Подхватив мысль Гегеля о цикличности, стадиальности культурно-исторического развития, он убеждает, что все европейские народы (кроме русского) «доканчивают круг своего умственного развития», поскольку «каждый из них уже совершил свое назначение, каждый выразил свой характер, каждый пережил особенность своего направления, и уже ни один не живет отдельною жизнию: жизнь целой Европы поглотила самостоятельность всех частных государств») Таким образом, Киреевский ставит в один ряд такие понятия, как «характер», «направление», «назначение», «самостоятельность» и «общность жизни». Разумеется, эти понятия не становятся синонимами, но можно отметить их сближение, их определенную взаимодополняемость – по крайней мере для самого автора.

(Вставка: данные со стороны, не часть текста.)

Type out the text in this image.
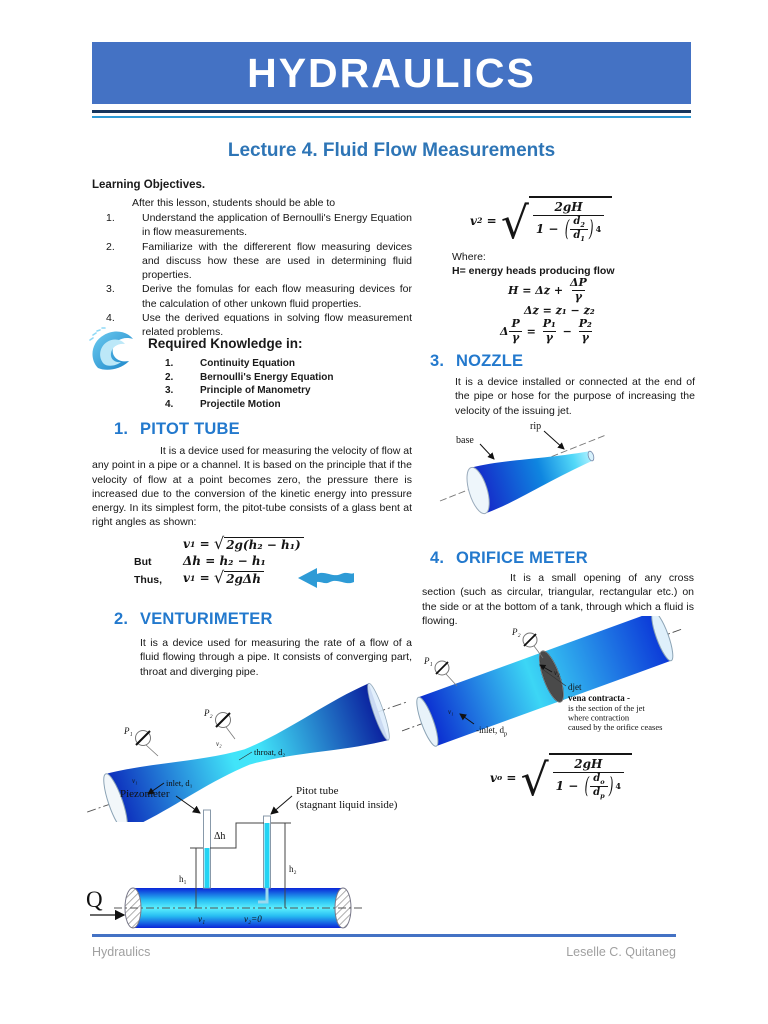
HYDRAULICS
Lecture 4. Fluid Flow Measurements
Learning Objectives.
After this lesson, students should be able to
1.	Understand the application of Bernoulli's Energy Equation in flow measurements.
2.	Familiarize with the differerent flow measuring devices and discuss how these are used in determining fluid properties.
3.	Derive the fomulas for each flow measuring devices for the calculation of other unkown fluid properties.
4.	Use the derived equations in solving flow measurement related problems.
Required Knowledge in:
1.	Continuity Equation
2.	Bernoulli's Energy Equation
3.	Principle of Manometry
4.	Projectile Motion
1. PITOT TUBE
It is a device used for measuring the velocity of flow at any point in a pipe or a channel. It is based on the principle that if the velocity of flow at a point becomes zero, the pressure there is increased due to the conversion of the kinetic energy into pressure energy. In its simplest form, the pitot-tube consists of a glass bent at right angles as shown:
v 1
=
√ 2g(h₂ − h₁)
But	Δh = h₂ − h₁
Thus, v 1
=
√ 2gΔh
2. VENTURIMETER
It is a device used for measuring the rate of a flow of a fluid flowing through a pipe. It consists of converging part, throat and diverging pipe.
P₁
P₂
v₂
v₁
throat, d₂
inlet, d₁
v 2
=
√ 2gH
1 −
( $\frac{d_2}{d_1}$ ) 4
Where:
H= energy heads producing flow
H = Δz +
$\frac{\Delta P}{\gamma}$
Δz = z₁ − z₂
Δ $\frac{P}{\gamma}$
=
$\frac{\text{P₁}}{\gamma}$
−
$\frac{\text{P₂}}{\gamma}$
3. NOZZLE
It is a device installed or connected at the end of the pipe or hose for the purpose of increasing the velocity of the issuing jet.
base
rip
4. ORIFICE METER
It is a small opening of any cross section (such as circular, triangular, rectangular etc.) on the side or at the bottom of a tank, through which a fluid is flowing.
P₁
P₂
v₂
v₁
djet
vena contracta -
is the section of the jet
where contraction
caused by the orifice ceases
-inlet, $d_p$
v o
=
√ 2gH
1 −
( $\frac{d_o}{d_p}$ ) 4
Δh
h₁
h₂
Q
v₁	v₂=0
Piezometer	Pitot tube
(stagnant liquid inside)
Hydraulics	Leselle C. Quitaneg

В конце статьи к этому ряду прибавляются еще три понятия, влияющие на толкование категории «назначение» – «надежда», «просвещение», «судьба». Сравнивая Россию и Соединенные Штаты, Киреевский отмечает общность их исторической судьбы и, возможно, миссии: «…два народа, молодые, свежие, цветут надеждою: это Соединенные Американские Штаты и наше отечество. Но отдаленность местная и политическая, а более всего односторонность английской образованности Соединенных Штатов всю надежду Европы переносят на Россию <…> Судьба каждого из государств европейских зависит от совокупности всех других – судьба России зависит от одной России. Но судьба России заключается в ее просвещении: оно есть условие и источник всех благ». Следовательно, Россия сознательно ставится в исключительное положение по отношению к остальным европейским странам: она не просто принимает очередной этап всемирной истории просвещения, но самый сложный, самый ответственный. При этом она не может рассчитывать на помощь остальных народов: во-первых, они уже выполнили свое назначение и свою роль, они сходят с исторической сцены; во-вторых, они так же мало подготовлены к новым задачам, как и русский народ. Но у них нет главного преимущества русского народа: молодости и энергии, готовности к подвигу. [22]
22
Киреевский И.В. Критика и эстетика. М., 1979. С.78–87.